I’ve seen plenty of articles in this vein…one of the latest I’ve seen is one at Wheat and Tares about how we “make belief/ve“. John at Mormon Expression had a far more cynical article somewhat tangentially related.
I responded once to Glenn’s article, but that really just sent my mind racing with more thoughts.
See…I don’t really have an issue if someone is willing to find value out of their religion through “making” their beliefs…
It just seems to me that there are a few issues with this:
1) People generally are raised to believe that beliefs are supposed to intersect with actual reality. This alternative approach, then, is immediately foreign to most people.
2) If beliefs *do not* intersect with actual reality, real life consequences result.
3) The church itself espouses that its teachings correspond with reality, often in a literal sense.
So, it seems straightforward to understand that a Mormon (or ex-Mormon, or non-Mormon) would adjust his beliefs on the idea that he is seeking truth. But it seems to me at some point that people are trying to seek “useful” or “good” things over true things.
And I don’t understand this.
The question that I just have now thought to ask is this: oh New Order/Middle Way/liberal believing Mormon, would you take such a stance toward truth and beliefs had you never been Mormon?
It seems to me that the major reason these people take such a position with truth is because they once believed in their beliefs (the Mormon ones, at least) as those which aligned with a literal reality…and then had something that shook that paradigm. As a coping mechanism, they readjusted the entire goalposts for believing itself, coming up with these admittedly innovative, but avant garde reasons for believing or methods of defining truth.
It seems to me that this method of thinking has practically been enshrined as a “higher” “stage of faith.” Maybe the reason I look at it negatively is because I have not reached that plane of existence or whatever?
It just seems to me as well that most people would not come across this method of thinking. When I raise up the idea of a “belief” to most people, it is very connected with ideas of real, actual, literal truth, and truth is something “out there” that your beliefs can either align with or not. Maybe I’m too steeped in the kool-aid, but I can’t even begin to comprehend Rorty’s arguments against CTofT, for example, and I don’t think I’m alone in finding alternative views like his to be strange.

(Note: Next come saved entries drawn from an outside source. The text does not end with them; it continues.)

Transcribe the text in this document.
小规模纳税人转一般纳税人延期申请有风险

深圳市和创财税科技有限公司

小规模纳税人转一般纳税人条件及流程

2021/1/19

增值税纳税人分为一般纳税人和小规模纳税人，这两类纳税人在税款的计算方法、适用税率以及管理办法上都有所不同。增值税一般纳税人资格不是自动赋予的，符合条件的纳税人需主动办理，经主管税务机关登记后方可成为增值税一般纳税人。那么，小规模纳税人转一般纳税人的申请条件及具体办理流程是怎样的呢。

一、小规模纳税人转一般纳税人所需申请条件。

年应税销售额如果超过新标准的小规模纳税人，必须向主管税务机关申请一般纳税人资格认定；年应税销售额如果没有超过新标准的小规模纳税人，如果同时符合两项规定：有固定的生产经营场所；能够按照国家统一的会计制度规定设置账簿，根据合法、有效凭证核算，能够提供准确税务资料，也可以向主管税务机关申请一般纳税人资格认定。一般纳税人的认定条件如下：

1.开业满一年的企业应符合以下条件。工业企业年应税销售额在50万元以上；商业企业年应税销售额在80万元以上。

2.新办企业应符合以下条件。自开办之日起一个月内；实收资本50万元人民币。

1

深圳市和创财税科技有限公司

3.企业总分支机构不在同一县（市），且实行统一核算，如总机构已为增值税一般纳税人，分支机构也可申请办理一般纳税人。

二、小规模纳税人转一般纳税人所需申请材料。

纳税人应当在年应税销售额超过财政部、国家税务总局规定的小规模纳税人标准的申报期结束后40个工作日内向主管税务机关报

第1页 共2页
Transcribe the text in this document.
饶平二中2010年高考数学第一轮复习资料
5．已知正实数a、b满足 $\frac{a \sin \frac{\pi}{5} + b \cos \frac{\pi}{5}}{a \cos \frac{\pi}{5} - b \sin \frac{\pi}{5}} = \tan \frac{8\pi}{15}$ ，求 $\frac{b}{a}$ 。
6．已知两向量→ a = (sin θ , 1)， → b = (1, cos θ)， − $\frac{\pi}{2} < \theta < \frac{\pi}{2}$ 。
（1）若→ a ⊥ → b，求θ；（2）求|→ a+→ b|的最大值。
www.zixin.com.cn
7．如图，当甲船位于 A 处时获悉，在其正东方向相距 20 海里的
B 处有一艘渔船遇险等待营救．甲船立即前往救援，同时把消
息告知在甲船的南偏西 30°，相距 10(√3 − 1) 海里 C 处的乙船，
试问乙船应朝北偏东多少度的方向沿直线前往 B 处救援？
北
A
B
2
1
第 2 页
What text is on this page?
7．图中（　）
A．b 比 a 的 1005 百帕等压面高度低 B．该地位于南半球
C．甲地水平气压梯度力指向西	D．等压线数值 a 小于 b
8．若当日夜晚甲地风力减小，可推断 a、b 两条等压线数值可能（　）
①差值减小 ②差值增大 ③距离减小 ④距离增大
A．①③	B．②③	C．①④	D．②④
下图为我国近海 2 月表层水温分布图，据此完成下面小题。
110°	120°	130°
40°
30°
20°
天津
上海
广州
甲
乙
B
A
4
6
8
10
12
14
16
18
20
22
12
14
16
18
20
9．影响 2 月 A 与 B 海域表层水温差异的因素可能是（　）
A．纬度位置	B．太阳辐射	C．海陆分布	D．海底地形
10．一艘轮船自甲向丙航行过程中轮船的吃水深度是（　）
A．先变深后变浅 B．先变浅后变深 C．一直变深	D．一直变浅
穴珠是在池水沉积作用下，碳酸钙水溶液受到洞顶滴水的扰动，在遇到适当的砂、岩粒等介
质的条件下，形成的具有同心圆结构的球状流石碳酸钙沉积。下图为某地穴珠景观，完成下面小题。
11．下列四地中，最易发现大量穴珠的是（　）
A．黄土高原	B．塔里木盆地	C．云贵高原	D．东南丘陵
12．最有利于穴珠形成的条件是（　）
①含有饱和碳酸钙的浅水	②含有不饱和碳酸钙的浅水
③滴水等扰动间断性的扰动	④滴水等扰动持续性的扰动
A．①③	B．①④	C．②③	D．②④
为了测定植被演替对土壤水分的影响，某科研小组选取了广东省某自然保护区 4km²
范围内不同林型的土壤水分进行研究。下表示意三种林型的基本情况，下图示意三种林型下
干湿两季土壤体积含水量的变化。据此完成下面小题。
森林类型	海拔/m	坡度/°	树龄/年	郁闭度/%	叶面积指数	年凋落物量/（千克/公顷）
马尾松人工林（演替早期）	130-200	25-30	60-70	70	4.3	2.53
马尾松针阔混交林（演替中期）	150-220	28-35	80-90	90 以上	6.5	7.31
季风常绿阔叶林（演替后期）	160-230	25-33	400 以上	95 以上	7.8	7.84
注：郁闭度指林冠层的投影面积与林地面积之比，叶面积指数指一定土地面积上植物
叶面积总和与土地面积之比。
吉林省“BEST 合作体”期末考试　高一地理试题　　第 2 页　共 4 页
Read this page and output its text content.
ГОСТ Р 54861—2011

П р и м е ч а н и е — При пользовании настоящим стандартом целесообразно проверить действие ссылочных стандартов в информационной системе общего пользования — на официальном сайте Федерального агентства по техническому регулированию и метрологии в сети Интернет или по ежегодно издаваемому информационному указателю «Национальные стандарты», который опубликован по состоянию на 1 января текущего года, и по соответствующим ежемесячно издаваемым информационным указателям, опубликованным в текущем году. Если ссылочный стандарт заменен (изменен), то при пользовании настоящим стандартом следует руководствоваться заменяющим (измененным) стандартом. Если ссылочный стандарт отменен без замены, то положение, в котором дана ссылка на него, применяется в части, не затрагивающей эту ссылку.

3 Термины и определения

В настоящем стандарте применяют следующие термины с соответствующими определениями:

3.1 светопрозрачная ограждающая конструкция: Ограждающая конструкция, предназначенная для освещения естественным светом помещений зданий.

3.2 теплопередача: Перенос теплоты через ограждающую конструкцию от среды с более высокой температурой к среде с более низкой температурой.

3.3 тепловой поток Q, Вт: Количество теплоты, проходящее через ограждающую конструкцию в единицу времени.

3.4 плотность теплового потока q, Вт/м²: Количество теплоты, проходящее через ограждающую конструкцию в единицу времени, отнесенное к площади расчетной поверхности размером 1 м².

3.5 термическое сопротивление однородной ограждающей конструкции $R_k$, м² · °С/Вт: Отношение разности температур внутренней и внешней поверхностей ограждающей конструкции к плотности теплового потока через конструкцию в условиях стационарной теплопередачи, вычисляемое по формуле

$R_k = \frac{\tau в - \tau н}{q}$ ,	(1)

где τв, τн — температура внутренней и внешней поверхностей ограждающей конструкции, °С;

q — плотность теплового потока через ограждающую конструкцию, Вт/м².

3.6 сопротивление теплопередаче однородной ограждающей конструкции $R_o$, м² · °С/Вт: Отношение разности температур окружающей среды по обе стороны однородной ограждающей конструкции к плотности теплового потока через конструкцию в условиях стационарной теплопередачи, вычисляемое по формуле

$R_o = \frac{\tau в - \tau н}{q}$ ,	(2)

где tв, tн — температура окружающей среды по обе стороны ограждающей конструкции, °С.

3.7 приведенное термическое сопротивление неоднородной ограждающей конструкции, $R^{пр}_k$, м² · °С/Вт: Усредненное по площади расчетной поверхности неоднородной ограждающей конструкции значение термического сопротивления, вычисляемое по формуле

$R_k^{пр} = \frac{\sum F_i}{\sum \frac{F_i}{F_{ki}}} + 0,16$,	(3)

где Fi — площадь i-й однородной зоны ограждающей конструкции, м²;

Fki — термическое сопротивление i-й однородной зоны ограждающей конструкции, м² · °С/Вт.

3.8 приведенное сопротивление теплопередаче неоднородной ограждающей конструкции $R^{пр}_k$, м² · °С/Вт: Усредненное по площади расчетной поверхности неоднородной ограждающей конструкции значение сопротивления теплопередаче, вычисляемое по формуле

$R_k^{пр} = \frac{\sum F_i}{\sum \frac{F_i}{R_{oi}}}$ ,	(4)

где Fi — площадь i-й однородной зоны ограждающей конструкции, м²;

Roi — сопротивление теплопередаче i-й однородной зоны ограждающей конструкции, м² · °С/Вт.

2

Yet, there are so many members for whom if there are difficulties with Book of Mormon historicity…no worries! It can still be an inspired document if we will but adjust what criteria we would have for an inspired document.
…at some point, I know I’m just talking about weak, pathetic, “cerebral” beliefs, as Seth R. would discuss…things that pale in comparison to how people actually live their lives and how their lives are improved (and how they improve others’ lives) by their actions. But I feel like my point, even though it has talked about “cerebral” beliefs and truth, really DOES impact actions people will want to take. And this will impact lives.